If anyone thinks I have mischaracterized the discussion in this summation, please correct me.

Thanks again!

Jack
 

1. What is a Hand Grenade in Solar Orbit?

A Hand Grenade in Solar Orbit is a common name for a type of projectile that is launched into space with the intention of orbiting the sun. It typically consists of a small explosive device, such as a hand grenade, attached to a spacecraft or satellite.

2. Why would someone want to put a Hand Grenade in Solar Orbit?

Putting a Hand Grenade in Solar Orbit can serve multiple purposes. It can be used as a way to dispose of dangerous or hazardous materials, as well as a way to study the effects of space on different objects. It can also be used for testing and research purposes.

3. How does a Hand Grenade in Solar Orbit stay in orbit?

A Hand Grenade in Solar Orbit stays in orbit around the sun due to the gravitational pull of the sun. The projectile is launched with enough speed and trajectory to balance out the pull of gravity and maintain a stable orbit.

4. Are there any risks associated with launching a Hand Grenade in Solar Orbit?

There are potential risks associated with launching a Hand Grenade in Solar Orbit, including the possibility of the projectile colliding with other objects in space or returning to Earth's atmosphere.
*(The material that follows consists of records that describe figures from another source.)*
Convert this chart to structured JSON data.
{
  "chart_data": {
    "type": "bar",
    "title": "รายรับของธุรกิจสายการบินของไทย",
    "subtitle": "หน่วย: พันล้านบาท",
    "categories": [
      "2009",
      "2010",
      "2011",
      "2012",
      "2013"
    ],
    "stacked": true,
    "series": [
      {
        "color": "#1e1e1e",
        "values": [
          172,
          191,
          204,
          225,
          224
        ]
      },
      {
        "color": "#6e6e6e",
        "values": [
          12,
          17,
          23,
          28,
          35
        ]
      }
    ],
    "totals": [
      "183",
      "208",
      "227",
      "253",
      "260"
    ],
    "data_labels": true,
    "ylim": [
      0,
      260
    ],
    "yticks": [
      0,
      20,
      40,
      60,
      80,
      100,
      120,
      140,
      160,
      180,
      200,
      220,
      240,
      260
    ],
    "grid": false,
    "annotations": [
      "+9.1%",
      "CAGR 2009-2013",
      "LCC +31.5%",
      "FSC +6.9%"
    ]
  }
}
Careful planning and calculations are necessary to minimize these risks.

5. Can a Hand Grenade in Solar Orbit be retrieved?

In most cases, a Hand Grenade in Solar Orbit cannot be retrieved once it has been launched. It is designed to stay in orbit for an extended period of time, and attempts to retrieve it could be dangerous and costly. However, some spacecraft or satellites with attached Hand Grenades may be able to be retrieved if necessary.